CADERNO DE DUAS LINHAS

Há muitos anos, quando eu fui para a Escola Primária, o caderno de duas linhas já se encontrava, praticamente, em desuso. 
No entanto, como, antes de ir para a escola,  aprendi a ler e escrever, em casa, com a minha avó, pelo método João de Deus, o Caderno de Duas Linhas foi o meu grande companheiro de  iniciação às letras.
Nunca percebi por que razão este Caderno, tão especial, foi condenado ao ostracismo.
O Caderno de Duas Linhas  era um excelente ajudante na aprendizagem da escrita. As  duas linhas limitadoras ajudavam-nos a escrever letras mais harmoniosas e de igual dimensão.
Penso que esta queda em desuso coincidiu com a emergência das novas correntes da psicologia e da pedagogia que advogavam que as crianças não podiam ser contrariadas, para não ficarem frustradas, nem limitadas, para que a sua imaginação e capacidade criativa não fosse reprimida.
Acontece que as crianças são pessoas pequenas, que um dia serão adultas, pelo que, se não aprenderem a lidar com a frustração, desde pequenas, será dolorosamente difícil aprendê-lo quando forem adultos.
Hoje em dia, há muitas crianças a quem não é ensinada uma das regras mais elementares da vida em sociedade, cumprimentar os outros, e, aparentemente, também é deixado ao seu critério  como se deverão comportar num restaurante ou qualquer outro local público, ou se devem, ou não, bater e gritar com os pais, quando são contrariadas. 
Educar é tanto ensinar regras e limites, como dar instrumentos, aos nosso filhos, alunos ou educandos, para que possam fazer as suas escolhas de forma consciente, para que apreendam conhecimentos que sejam as bases para deixarem voar a imaginação, desenvolver a sua criatividade e crescer, em todas as dimensões que um ser humano pode crescer.
O Caderno de Duas Linhas, para além da sua função de guia das letras, também, de alguma forma, simboliza, através das suas linhas limitadoras,  os valores, regras e limites em que devemos basear o nosso comportamento social e moral.
Podemos sempre ultrapassar os limites, podemos torná-los maiores e criar novos, mas devemos tê-los como guia para as nossas escolhas.
A abolição do Caderno de Duas Linhas precedeu outras alterações significativas efetuadas na Educação, muitas delas terão sido boas,   mas outras deixam-me perplexa.
Deixou de se valorizar a memória, como um dos elementos constitutivos da inteligência, de tal forma que, se antes os meninos passavam horas a recitar a tabuada, hoje poucos a sabem.
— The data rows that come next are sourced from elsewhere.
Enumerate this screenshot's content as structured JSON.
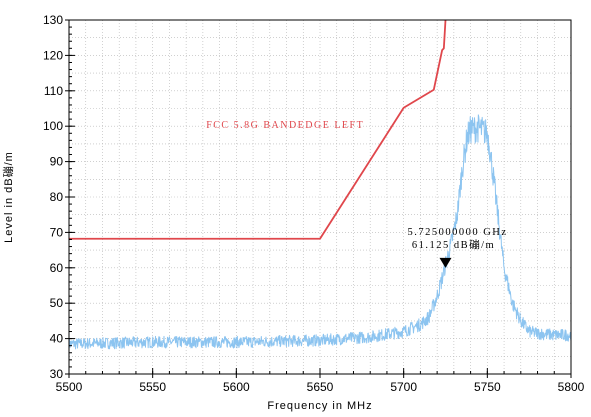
{
  "chart_data": {
    "type": "line",
    "xlabel": "Frequency in MHz",
    "ylabel": "Level in dB磞/m",
    "xlim": [
      5500,
      5800
    ],
    "ylim": [
      30,
      130
    ],
    "xticks": [
      5500,
      5550,
      5600,
      5650,
      5700,
      5750,
      5800
    ],
    "yticks": [
      30,
      40,
      50,
      60,
      70,
      80,
      90,
      100,
      110,
      120,
      130
    ],
    "grid": true,
    "series": [
      {
        "name": "FCC 5.8G BANDEDGE LEFT",
        "color": "#e0474c",
        "x": [
          5500,
          5650,
          5700,
          5718,
          5723,
          5724,
          5725
        ],
        "y": [
          68.2,
          68.2,
          105.2,
          110.3,
          121.5,
          122,
          130
        ]
      },
      {
        "color": "#8cc4f0",
        "x": [
          5500,
          5550,
          5600,
          5650,
          5680,
          5700,
          5710,
          5715,
          5720,
          5723,
          5725,
          5728,
          5732,
          5735,
          5738,
          5740,
          5745,
          5750,
          5752,
          5755,
          5758,
          5760,
          5765,
          5770,
          5775,
          5780,
          5790,
          5800
        ],
        "y": [
          38.5,
          39,
          39,
          39.5,
          40.5,
          42,
          44,
          46,
          52,
          57,
          61.1,
          66,
          75,
          88,
          97,
          99,
          99.5,
          98,
          92,
          80,
          68,
          60,
          50,
          45,
          42,
          41.5,
          41,
          41
        ]
      }
    ],
    "annotations": {
      "limit_label": "FCC 5.8G BANDEDGE LEFT",
      "marker_freq": "5.725000000 GHz",
      "marker_level": "61.125 dB磞/m",
      "marker": {
        "x": 5725,
        "y": 61.1
      }
    }
  }
}
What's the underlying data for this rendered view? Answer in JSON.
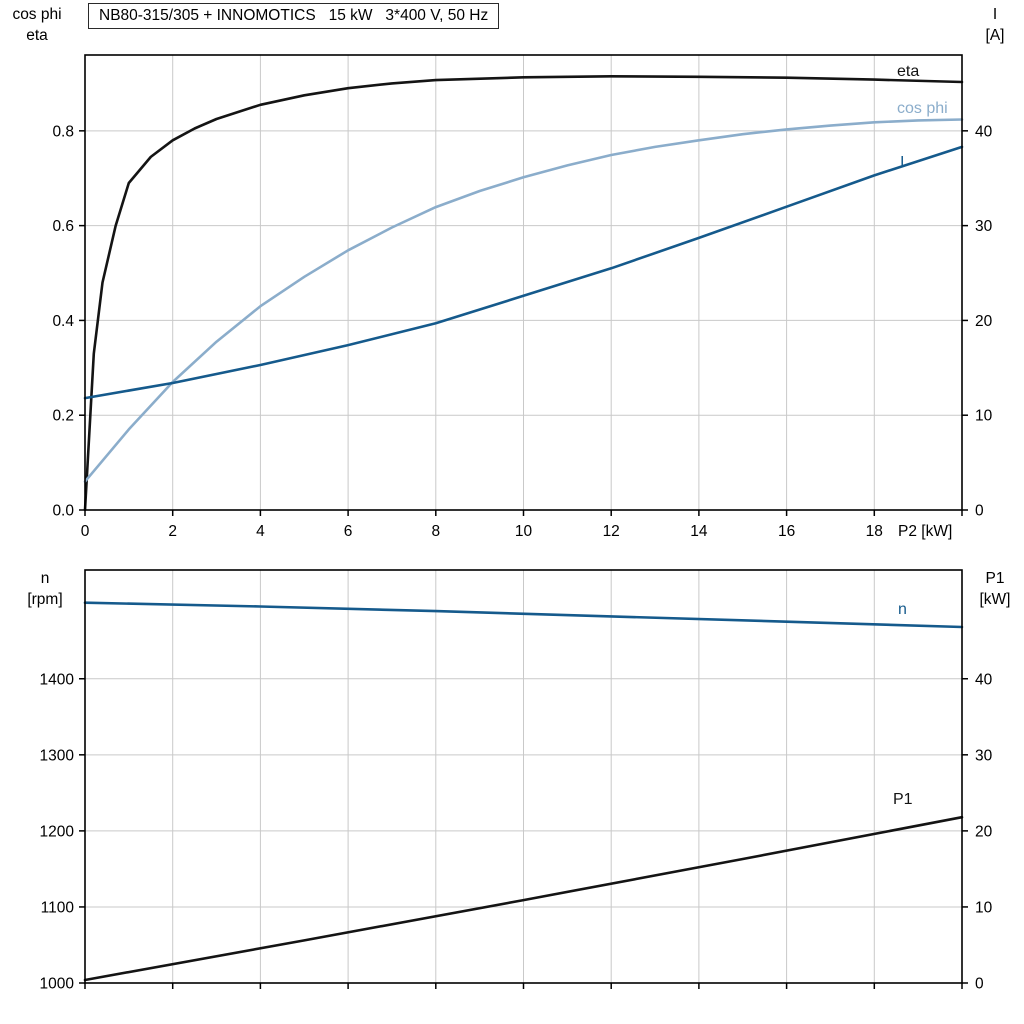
{
  "title": "NB80-315/305 + INNOMOTICS   15 kW   3*400 V, 50 Hz",
  "colors": {
    "black_curve": "#141414",
    "cos_phi_curve": "#8badcb",
    "dark_blue_curve": "#155a8c",
    "grid": "#c9c9c9"
  },
  "axes": {
    "top_left_line1": "cos phi",
    "top_left_line2": "eta",
    "top_right_line1": "I",
    "top_right_line2": "[A]",
    "bottom_left_line1": "n",
    "bottom_left_line2": "[rpm]",
    "bottom_right_line1": "P1",
    "bottom_right_line2": "[kW]"
  },
  "chart_data": [
    {
      "type": "line",
      "title": "NB80-315/305 + INNOMOTICS   15 kW   3*400 V, 50 Hz",
      "x_axis": {
        "label": "P2 [kW]",
        "range": [
          0,
          20
        ],
        "ticks": [
          0,
          2,
          4,
          6,
          8,
          10,
          12,
          14,
          16,
          18,
          20
        ],
        "tick_labels": [
          "0",
          "2",
          "4",
          "6",
          "8",
          "10",
          "12",
          "14",
          "16",
          "18",
          ""
        ],
        "grid": [
          2,
          4,
          6,
          8,
          10,
          12,
          14,
          16,
          18
        ]
      },
      "y_left": {
        "label": "cos phi / eta",
        "range": [
          0,
          0.96
        ],
        "ticks": [
          0.0,
          0.2,
          0.4,
          0.6,
          0.8
        ],
        "tick_labels": [
          "0.0",
          "0.2",
          "0.4",
          "0.6",
          "0.8"
        ],
        "grid": [
          0.2,
          0.4,
          0.6,
          0.8
        ]
      },
      "y_right": {
        "label": "I [A]",
        "range": [
          0,
          48
        ],
        "ticks": [
          0,
          10,
          20,
          30,
          40
        ],
        "tick_labels": [
          "0",
          "10",
          "20",
          "30",
          "40"
        ]
      },
      "series": [
        {
          "name": "eta",
          "axis": "left",
          "color": "#141414",
          "x": [
            0,
            0.2,
            0.4,
            0.7,
            1,
            1.5,
            2,
            2.5,
            3,
            4,
            5,
            6,
            7,
            8,
            10,
            12,
            14,
            16,
            18,
            20
          ],
          "y": [
            0,
            0.33,
            0.48,
            0.6,
            0.69,
            0.745,
            0.78,
            0.805,
            0.825,
            0.855,
            0.875,
            0.89,
            0.9,
            0.907,
            0.913,
            0.915,
            0.914,
            0.912,
            0.908,
            0.903
          ]
        },
        {
          "name": "cos phi",
          "axis": "left",
          "color": "#8badcb",
          "x": [
            0,
            1,
            2,
            3,
            4,
            5,
            6,
            7,
            8,
            9,
            10,
            11,
            12,
            13,
            14,
            15,
            16,
            17,
            18,
            19,
            20
          ],
          "y": [
            0.06,
            0.17,
            0.27,
            0.355,
            0.43,
            0.492,
            0.548,
            0.596,
            0.639,
            0.673,
            0.702,
            0.727,
            0.749,
            0.766,
            0.78,
            0.793,
            0.803,
            0.811,
            0.818,
            0.822,
            0.824
          ]
        },
        {
          "name": "I",
          "axis": "right",
          "color": "#155a8c",
          "x": [
            0,
            2,
            4,
            6,
            8,
            10,
            12,
            14,
            16,
            18,
            20
          ],
          "y": [
            11.8,
            13.4,
            15.3,
            17.4,
            19.7,
            22.6,
            25.5,
            28.7,
            32.0,
            35.3,
            38.3
          ]
        }
      ]
    },
    {
      "type": "line",
      "title": "",
      "x_axis": {
        "label": "",
        "range": [
          0,
          20
        ],
        "ticks": [
          0,
          2,
          4,
          6,
          8,
          10,
          12,
          14,
          16,
          18,
          20
        ],
        "tick_labels": [
          "",
          "",
          "",
          "",
          "",
          "",
          "",
          "",
          "",
          "",
          ""
        ],
        "grid": [
          2,
          4,
          6,
          8,
          10,
          12,
          14,
          16,
          18
        ]
      },
      "y_left": {
        "label": "n [rpm]",
        "range": [
          1000,
          1543
        ],
        "ticks": [
          1000,
          1100,
          1200,
          1300,
          1400
        ],
        "tick_labels": [
          "1000",
          "1100",
          "1200",
          "1300",
          "1400"
        ],
        "grid": [
          1100,
          1200,
          1300,
          1400
        ]
      },
      "y_right": {
        "label": "P1 [kW]",
        "range": [
          0,
          54.3
        ],
        "ticks": [
          0,
          10,
          20,
          30,
          40
        ],
        "tick_labels": [
          "0",
          "10",
          "20",
          "30",
          "40"
        ]
      },
      "series": [
        {
          "name": "n",
          "axis": "left",
          "color": "#155a8c",
          "x": [
            0,
            4,
            8,
            12,
            16,
            20
          ],
          "y": [
            1500,
            1495,
            1489,
            1482,
            1475,
            1468
          ]
        },
        {
          "name": "P1",
          "axis": "right",
          "color": "#141414",
          "x": [
            0,
            5,
            10,
            15,
            20
          ],
          "y": [
            0.4,
            5.6,
            10.9,
            16.3,
            21.8
          ]
        }
      ]
    }
  ]
}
Deixaram de se fazer palavras difíceis e ditados, os quais eram uma ajuda preciosa na aprendizagem da ortografia correta das palavras.
Os imortais Lusíadas,  que ensinaram a tantos meninos as aborrecidas e difíceis regras gramaticais do nosso português, foram considerados fascistas, a seguir ao 25 de Abril, e, desde então, apenas são trabalhados no ensino, como obra literária de maior importância, mas, na maior parte dos casos, dificilmente esta é compreendida, porque os meninos vivem entre alterações diversas e confusas da gramática, mas, agora, já não têm os Lusíadas para os ajudar a entendê-la.
Atualmente, valoriza-se a capacidade das crianças para resolver enigmas, charadas ou anagramas, antes, mesmo, de saberem ler e escrever corretamente e sem que tenham percebido e, muito menos, interiorizado os conceitos que estes trabalham.
Em Educação, tal como em todas as outras coisas, o novo não é bom por ser novidade, nem o velho é mau por ser antiguidade. Em todas as épocas tem havido coisas boas e más e a habilidade está em conseguir juntar o melhor de todas elas, como base para a organização e modelo dos sistemas educativos.
Afinal, a Educação é o principal motor da evolução, desenvolvimento e crescimento dos homens e do mundo. Investir nela é investir no futuro, na continuidade da raça humana.
É bom que tenhamos um Caderno de Duas Linhas que nos guie, por forma a saltarmos para o futuro e a estabelecermos  novos e mais fundamentados limites.